Por Gilberto de Souza – do Rio de Janeiro
Houve um tempo, ainda no Brasil Império, em que cidades como Damasco, capital síria, ou Beirute, no Líbano, eram oásis humanistas em um mundo com a Europa em guerras constantes, quando os EUA eram menos selvagens do que hoje. A construção de uma sociedade plurireligiosa e cada vez mais socialista, nestes países situados no entroncamento da Humanidade, ameaça o stablishment e coloca em risco a City londrina e sua filial, na Wall Street.
O extremismo religioso originário da Arábia Saudita, e sunita, sempre foi uma ameaça às sociedades seculares e democratas na região. A corrida ao petróleo promovida pelo Ocidente com os yankees na liderança, no auge do American Way of Life, desestabilizou o já frágil equilíbrio de forças e, com o advento da criação do Estado de Israel e a Guerra dos Seis Dias que se seguiu, o Oriente Médio passou a viver aos solavancos os dias que antecederam a atual crise humanitária que atinge centenas de milhares de pessoas. A Síria tem suas peculiaridades, como a manutenção dos Al Assad no poder há décadas mas, na outra extremidade, o profundo respeito à convivência entre todos os credos, os mais diversos e ancestrais de que se tem notícia.
Imobilizados na luta contra o Estado Islâmico — de longe o grupo extremista mais consistente desde os califados medievais — os EUA se veem presos, de um lado aos acordos com os sauditas e, de outro, ao declínio da supremacia diplomática e bélica após fracassos na Líbia e no Magreb como um todo, sem contar o enclave no Iêmen. Para a distinta audiência, Washington esbraveja contra o EI mas, de fato, vinha mantendo os confrontos em fogo baixo, à espera de uma possível reação dos grupos religiosos tão extremistas quanto as bandeiras negras que proliferam na Síria, na luta contra o governo secular do presidente Bashar Al Assad.

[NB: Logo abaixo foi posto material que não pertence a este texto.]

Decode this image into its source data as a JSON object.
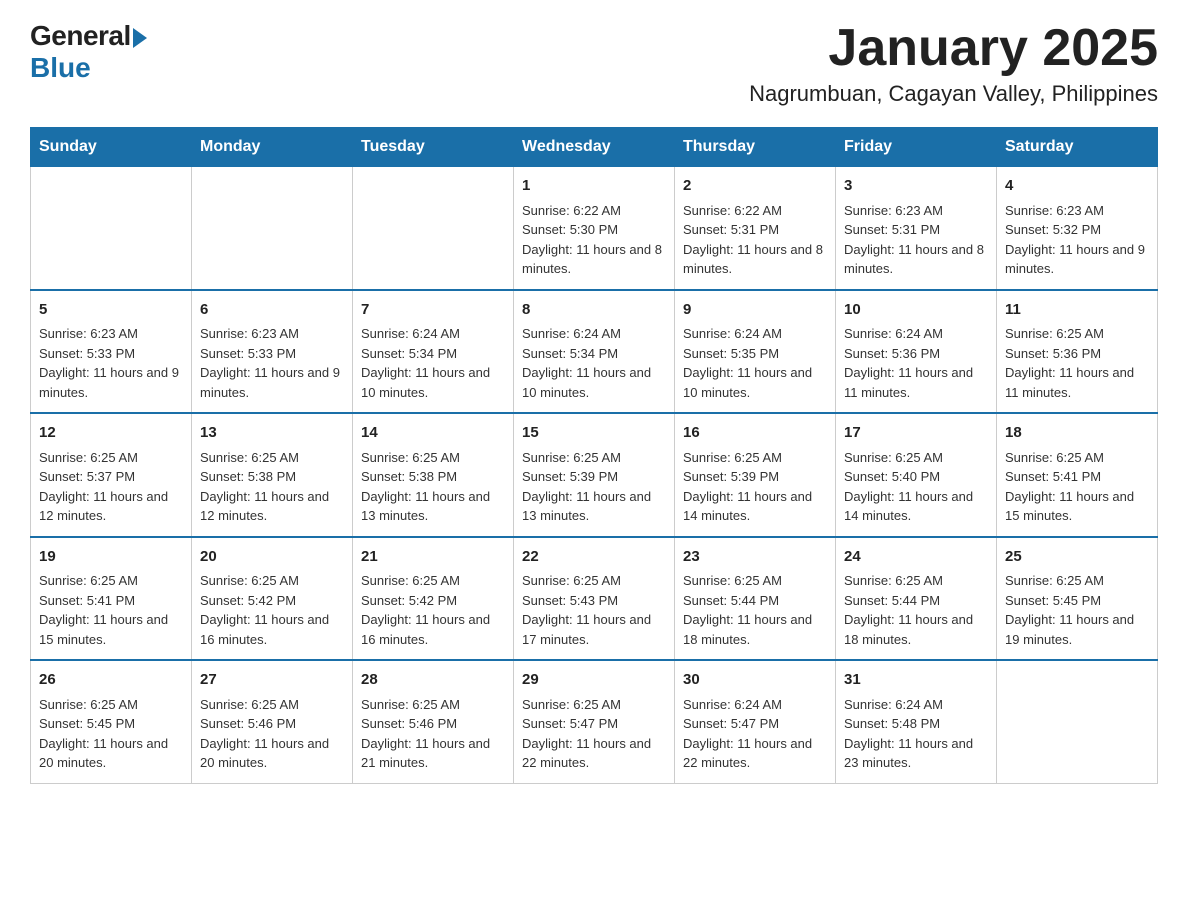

A intervenção russa, extremamente eficaz e precisa, em apenas alguns dias minou as defesas do EI, bem guarnecidas com equipamentos norte-americanos de última geração, e redefiniu o desenho geopolítico do Oriente Médio. Com a presença chinesa no Mar Mediterrâneo, segundo relatos de especialistas, aumenta a possibilidade dos coturnos marcharem sobre as áreas hoje dominadas pelos extremistas, entre elas Palmira, onde destruíram monumentos milenares, e Aleppo, onde decapitam e crucificam ‘infiéis’ de toda sorte.
Esta nova realidade política na região serve como um janela aberta aos novos ares de um mundo plural, cada vez mais livre do domínio norte-americano na vida dos países onde resolve impor, à força, seu ponto de vista e seus costumes, na máxima: “If you want it. Take it. If you take it. Pay it” que, traduzido livremente, significa “se eu quiser, pego. Se pegar, pago por isso o quanto e quando achar mais conveniente”. Por essas e outras, após patrocinar as desastradas ‘Primaveras Árabes’, os EUA agora vivem o ‘Outono do Império’.
Gilberto de Souza é jornalista, editor-chefe do jornal Correio do Brasil.